L’affaire se déroule donc en 2011. Le patient en question, qui souffre de surdité, est à la clinique pour subir une intervention bénigne de la paupière. En salle d’attente, on lui demande de retirer son appareillage auditif. C’est ce qui le conduira à répondre à l’appel d’un nom que n’est pas le sien.

Plutôt que cette simple intervention à la paupière, l’homme subira une vitrectomie (ablation du corps vitré) de l’œil droit à la place d’un autre patient. À aucun moment dans la chaîne le menant à l’opération, l’identité du patient n’a été contrôlée afin de vérifier qu’il s’agissait de la bonne personne. Ce n’est que le lendemain que l’équipe médicale se rend compte de l’erreur. Une erreur reconnue par la clinique.

Cécité quasi totale

Le pauvre homme qui souffre de cataracte et de DMLA (dégénérescence maculaire liée à l’âge), une maladie de la rétine, a constaté depuis 2014 que sa vue avait brutalement baissé. Une perte qu’il impute directement à l’intervention chirurgicale réalisée par erreur.

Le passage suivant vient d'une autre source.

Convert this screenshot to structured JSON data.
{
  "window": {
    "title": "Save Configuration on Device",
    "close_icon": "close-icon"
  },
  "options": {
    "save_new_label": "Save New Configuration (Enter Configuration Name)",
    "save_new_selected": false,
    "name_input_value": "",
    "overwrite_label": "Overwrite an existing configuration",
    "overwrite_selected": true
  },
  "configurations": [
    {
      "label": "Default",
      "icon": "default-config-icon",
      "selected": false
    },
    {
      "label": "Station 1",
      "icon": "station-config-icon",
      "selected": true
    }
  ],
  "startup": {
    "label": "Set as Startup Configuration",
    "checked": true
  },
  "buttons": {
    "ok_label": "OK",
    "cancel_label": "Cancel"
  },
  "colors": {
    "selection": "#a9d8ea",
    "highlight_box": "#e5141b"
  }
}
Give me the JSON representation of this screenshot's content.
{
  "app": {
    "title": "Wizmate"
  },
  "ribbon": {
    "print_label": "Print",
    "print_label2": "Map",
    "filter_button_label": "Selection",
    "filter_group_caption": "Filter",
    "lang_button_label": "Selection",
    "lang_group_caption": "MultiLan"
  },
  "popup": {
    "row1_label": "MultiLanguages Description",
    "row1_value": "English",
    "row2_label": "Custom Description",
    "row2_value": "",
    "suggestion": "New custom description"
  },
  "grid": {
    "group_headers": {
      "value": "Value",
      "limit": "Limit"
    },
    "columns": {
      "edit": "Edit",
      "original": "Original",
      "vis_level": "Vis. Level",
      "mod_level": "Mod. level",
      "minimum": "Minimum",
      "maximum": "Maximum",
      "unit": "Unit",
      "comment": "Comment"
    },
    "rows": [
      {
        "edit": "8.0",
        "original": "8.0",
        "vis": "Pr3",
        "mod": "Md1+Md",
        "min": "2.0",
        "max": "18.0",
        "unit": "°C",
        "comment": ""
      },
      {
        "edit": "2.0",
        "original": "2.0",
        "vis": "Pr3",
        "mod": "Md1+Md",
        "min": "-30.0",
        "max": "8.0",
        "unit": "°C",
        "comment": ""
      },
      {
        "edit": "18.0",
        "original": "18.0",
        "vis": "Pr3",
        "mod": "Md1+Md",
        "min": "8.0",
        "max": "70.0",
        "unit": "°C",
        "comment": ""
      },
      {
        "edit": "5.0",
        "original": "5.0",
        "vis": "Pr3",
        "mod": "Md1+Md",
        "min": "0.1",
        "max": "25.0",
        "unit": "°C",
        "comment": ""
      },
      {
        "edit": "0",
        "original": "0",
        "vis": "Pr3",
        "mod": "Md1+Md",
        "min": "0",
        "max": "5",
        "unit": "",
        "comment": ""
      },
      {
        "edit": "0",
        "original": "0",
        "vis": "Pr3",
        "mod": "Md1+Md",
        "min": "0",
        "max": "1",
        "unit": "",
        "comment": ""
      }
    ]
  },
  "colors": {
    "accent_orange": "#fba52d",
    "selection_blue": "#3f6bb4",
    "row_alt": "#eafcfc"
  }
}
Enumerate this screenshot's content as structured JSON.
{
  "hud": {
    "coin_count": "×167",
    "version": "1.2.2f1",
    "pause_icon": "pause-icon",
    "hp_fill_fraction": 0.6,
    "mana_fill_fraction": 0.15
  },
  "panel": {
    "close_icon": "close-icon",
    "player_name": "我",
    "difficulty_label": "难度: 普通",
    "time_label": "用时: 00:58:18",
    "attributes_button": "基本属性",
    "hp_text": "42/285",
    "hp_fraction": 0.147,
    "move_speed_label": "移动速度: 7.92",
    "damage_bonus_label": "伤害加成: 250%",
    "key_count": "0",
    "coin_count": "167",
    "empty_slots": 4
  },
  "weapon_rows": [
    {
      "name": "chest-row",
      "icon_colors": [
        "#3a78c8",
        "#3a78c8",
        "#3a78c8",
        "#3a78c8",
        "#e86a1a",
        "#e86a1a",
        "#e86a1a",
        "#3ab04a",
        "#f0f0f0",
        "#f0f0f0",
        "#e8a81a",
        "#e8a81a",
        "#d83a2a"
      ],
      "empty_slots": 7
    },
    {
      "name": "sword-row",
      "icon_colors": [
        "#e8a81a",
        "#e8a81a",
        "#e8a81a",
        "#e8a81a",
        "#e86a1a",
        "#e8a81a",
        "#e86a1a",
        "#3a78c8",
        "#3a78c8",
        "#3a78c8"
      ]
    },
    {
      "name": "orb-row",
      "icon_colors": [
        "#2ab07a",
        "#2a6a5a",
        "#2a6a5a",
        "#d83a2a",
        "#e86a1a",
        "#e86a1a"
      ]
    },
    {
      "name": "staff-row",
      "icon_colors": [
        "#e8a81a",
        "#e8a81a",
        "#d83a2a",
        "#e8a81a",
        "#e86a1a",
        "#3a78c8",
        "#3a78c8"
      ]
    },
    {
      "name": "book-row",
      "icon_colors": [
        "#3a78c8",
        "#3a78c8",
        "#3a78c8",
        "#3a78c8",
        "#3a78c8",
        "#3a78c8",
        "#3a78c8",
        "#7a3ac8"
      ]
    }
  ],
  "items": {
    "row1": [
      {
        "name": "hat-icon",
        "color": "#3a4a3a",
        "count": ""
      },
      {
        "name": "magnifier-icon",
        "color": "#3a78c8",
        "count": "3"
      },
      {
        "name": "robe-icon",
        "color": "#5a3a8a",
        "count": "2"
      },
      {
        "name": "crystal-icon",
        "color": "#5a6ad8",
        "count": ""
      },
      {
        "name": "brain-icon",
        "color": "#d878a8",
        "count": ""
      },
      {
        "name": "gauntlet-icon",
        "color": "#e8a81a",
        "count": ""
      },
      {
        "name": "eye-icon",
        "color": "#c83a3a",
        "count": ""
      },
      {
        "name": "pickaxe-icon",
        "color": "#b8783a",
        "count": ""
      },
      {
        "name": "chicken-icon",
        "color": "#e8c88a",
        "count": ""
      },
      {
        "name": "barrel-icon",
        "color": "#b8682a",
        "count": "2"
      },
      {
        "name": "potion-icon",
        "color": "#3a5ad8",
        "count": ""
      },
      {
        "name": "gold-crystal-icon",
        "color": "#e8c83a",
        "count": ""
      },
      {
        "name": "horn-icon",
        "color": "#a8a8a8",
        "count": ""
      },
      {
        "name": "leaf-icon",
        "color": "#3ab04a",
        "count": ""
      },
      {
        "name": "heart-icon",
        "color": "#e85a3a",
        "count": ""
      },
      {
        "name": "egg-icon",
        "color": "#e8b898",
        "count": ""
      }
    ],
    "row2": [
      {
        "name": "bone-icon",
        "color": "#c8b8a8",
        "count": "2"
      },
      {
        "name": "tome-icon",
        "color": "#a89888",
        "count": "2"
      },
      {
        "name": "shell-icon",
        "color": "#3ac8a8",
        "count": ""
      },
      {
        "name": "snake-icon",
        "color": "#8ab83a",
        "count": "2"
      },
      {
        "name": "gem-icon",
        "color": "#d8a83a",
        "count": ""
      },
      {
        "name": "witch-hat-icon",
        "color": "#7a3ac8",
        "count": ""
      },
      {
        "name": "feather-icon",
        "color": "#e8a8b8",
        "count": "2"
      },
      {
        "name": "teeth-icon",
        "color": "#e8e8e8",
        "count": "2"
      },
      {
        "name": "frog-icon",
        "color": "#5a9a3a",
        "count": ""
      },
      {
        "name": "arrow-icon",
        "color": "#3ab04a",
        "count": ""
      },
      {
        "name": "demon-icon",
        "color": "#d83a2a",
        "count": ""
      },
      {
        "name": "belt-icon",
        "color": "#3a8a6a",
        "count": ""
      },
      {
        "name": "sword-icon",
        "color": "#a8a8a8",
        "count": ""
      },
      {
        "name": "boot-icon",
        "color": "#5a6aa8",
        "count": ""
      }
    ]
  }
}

La Commission régionale de conciliation et d’indemnisation des accidents médicaux (CRCI) a jugé de son côté que si la vitrectomie subie à tort a certes précipité l’évolution de sa cataracte, la perte progressive de la vue du patient est la conséquence naturelle de la DMLA dont il souffre depuis 2007. Une explication que l’avocat du plaignant ne veut pas entendre. Ce dernier a d’ores et déjà demandé une contre-expertise à la chambre civile du TGI de Limoges. Les avocats de l’anesthésiste, du chirurgien et de l’organisme d’assurance de la clinique ont tous plaidé le rejet de cette requête. Le tribunal doit rendre sa décision le 13 juillet selon RTL.